A pre-trip mock-up of our fully loaded kayaks revealed that each craft weighed in at roughly 85 pounds. The 85 pounds included our tent, sleeping bags/pads, food, cooking implements, water, extra clothing, first aid, PFDs, skirts, paddles and the kayaks. Carrying 170 pounds between two people was going to be difficult. With the longest portage at 2.4 miles, making two trips would require us to dedicate an entire day just to manage one portage. My wife and I are both mechanical engineers and typically practical problem solvers. With a problem to be solved we found ourselves in familiar territory.
We first decided that during portage we would relocate our gear from the boat to a more reasonable location. We decide that the small additional weight of our old external frame packs was worth taking along so we use them to carry the heaviest gear. With the heavy gear securely loaded in the frame packs the boats were much lighter. We tried carrying the boats by each holding a handle on the bow/stern of each boat. That is, we walked single-file with my wife holding the two bow handles and me holding the two stern handles. This worked well enough, but after only a short time with the weight bearing down our hands were cramped and the boats felt heavy. Meanwhile I noticed that the pack on my back was far less of a strain since the weight was concentrated at my hips and secured by a comfortable suspension system.
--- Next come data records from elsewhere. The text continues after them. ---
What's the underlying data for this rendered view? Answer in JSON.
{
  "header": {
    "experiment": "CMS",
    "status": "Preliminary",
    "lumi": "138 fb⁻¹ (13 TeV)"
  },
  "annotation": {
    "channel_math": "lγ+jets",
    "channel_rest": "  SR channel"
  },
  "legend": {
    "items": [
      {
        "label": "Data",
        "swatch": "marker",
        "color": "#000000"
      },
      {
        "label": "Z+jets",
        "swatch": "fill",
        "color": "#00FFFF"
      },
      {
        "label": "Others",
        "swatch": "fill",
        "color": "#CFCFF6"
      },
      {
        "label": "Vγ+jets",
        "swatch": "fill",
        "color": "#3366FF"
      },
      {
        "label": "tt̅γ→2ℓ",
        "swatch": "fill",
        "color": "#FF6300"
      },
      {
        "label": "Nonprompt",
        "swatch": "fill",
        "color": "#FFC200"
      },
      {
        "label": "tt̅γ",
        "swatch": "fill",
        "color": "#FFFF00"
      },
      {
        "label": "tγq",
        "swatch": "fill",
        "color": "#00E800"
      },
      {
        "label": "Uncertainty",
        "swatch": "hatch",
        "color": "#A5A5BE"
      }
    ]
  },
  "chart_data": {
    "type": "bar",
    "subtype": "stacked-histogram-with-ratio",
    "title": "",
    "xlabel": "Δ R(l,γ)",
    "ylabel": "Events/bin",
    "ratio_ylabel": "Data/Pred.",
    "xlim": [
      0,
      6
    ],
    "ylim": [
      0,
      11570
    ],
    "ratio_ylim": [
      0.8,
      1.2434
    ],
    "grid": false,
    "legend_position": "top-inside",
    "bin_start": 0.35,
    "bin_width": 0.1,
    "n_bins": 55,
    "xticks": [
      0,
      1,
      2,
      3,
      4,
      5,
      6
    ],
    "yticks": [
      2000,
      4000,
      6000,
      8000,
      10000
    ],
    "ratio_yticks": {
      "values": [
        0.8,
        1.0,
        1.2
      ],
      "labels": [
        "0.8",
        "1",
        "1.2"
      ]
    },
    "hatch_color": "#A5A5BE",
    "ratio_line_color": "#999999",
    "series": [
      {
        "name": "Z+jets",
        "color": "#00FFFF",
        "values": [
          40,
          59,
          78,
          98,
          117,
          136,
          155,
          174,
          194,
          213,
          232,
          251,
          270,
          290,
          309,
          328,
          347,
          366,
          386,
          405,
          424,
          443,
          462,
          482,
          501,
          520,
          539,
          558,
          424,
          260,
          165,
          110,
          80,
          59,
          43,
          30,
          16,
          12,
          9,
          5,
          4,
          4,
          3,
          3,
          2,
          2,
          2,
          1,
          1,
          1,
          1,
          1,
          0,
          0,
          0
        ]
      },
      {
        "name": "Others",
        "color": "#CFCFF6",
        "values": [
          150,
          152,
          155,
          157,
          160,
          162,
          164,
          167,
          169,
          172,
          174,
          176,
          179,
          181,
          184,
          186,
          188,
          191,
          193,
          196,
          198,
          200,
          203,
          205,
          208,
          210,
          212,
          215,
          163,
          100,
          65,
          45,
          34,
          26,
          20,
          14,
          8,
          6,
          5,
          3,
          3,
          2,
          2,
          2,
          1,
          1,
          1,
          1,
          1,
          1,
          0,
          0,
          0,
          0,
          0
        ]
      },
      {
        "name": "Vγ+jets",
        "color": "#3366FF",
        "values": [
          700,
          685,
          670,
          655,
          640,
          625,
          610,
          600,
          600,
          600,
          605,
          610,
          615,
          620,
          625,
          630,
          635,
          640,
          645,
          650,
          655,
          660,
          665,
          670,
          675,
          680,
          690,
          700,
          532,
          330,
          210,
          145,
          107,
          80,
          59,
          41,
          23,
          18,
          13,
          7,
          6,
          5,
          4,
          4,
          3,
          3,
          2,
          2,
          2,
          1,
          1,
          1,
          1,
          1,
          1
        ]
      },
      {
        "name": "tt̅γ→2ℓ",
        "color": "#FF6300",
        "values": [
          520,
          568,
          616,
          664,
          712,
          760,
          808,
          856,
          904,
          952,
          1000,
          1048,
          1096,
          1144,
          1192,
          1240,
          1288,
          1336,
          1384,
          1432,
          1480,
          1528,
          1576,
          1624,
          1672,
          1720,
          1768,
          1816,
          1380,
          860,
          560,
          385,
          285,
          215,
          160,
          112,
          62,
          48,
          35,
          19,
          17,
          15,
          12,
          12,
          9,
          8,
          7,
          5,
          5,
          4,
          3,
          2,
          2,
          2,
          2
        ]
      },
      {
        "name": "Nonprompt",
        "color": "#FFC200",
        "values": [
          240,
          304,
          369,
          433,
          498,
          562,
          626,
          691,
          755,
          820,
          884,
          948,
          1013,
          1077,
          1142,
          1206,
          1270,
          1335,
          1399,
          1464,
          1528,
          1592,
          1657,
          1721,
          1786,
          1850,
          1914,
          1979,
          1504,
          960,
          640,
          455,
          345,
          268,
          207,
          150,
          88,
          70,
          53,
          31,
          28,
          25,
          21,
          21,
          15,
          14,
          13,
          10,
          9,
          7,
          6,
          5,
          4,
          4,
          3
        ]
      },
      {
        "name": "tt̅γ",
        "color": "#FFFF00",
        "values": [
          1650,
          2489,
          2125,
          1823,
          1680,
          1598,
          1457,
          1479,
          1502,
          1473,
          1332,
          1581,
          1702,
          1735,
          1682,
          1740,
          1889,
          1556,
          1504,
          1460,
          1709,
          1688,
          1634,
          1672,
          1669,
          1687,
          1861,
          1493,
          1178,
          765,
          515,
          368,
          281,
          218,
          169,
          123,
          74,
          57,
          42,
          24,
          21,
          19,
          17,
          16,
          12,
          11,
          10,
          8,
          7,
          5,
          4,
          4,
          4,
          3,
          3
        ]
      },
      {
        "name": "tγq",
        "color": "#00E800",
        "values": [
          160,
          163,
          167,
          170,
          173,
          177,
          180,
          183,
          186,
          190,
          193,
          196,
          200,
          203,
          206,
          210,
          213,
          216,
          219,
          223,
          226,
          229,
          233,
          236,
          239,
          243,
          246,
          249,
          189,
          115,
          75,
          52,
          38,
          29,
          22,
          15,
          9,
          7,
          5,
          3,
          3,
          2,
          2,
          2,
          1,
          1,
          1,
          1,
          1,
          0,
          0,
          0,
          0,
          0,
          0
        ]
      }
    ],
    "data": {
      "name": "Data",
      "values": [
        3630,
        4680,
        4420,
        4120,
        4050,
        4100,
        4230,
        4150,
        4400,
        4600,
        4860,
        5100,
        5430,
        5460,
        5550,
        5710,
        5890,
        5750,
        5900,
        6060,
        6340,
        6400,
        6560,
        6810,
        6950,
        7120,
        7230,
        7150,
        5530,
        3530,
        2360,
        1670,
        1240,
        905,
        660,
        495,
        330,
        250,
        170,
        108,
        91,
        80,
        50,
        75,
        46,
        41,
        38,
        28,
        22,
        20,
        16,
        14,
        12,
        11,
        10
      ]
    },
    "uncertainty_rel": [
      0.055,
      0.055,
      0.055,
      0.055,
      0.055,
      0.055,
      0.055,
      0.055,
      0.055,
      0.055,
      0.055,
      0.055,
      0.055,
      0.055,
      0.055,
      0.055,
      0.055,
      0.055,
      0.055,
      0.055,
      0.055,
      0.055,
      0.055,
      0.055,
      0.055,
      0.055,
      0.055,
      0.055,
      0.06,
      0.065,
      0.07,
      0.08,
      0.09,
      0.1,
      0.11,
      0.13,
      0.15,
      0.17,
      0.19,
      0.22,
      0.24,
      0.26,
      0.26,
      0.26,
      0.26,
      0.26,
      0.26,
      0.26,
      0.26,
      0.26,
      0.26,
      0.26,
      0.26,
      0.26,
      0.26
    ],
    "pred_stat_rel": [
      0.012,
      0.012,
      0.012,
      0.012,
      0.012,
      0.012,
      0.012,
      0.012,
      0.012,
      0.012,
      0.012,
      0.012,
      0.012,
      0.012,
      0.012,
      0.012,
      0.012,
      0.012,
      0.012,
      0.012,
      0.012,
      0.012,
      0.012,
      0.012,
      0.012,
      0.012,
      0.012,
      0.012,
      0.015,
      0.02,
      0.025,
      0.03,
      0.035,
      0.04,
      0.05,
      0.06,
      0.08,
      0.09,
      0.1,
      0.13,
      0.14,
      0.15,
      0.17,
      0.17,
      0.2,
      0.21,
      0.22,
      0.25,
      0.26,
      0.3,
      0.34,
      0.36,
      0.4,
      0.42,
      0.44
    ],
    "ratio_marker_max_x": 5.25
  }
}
That’s when the light came on. Why not devise a way to transmit the load of the kayaks to the backpack fames, thereby carrying the load on our hips and shoulders? With a length of ½” deck roping I fashioned a rope with a secured loop on each end. Then I tied two fixed loops equidistant from the center that could loop over the frame bars at the tops of our packs. To adjust the length of the ropes we wrapped the rope around the middle cross support bar of the pack frame. The outcome was that we could kneel between the two kayaks and loop the carry handles through the rope loops. Upon standing up, the weight of the kayaks was suspended by the rope and transmitted to the frame pack relieving our hands and arms of the burden.
So it worked great out in our yard, but would it hold up to the rigors of backcountry portage? Yes, the plan was a success! We were able to cover all but the very steepest of portages just once, and keep a decent hiking pace (1.5 to 2 mph) over land. When faced with a short paddle across a tiny lake, we used the bungee cords on the rear bulk head of our crafts to secure the entire frame packs. On longer paddle opportunities, we broke everything down and stored the gear below deck for a better balanced and less encumbered paddle.
With beautiful Isle Royale paddling on the each side of each portage, who wouldn’t want to maximize their paddle time!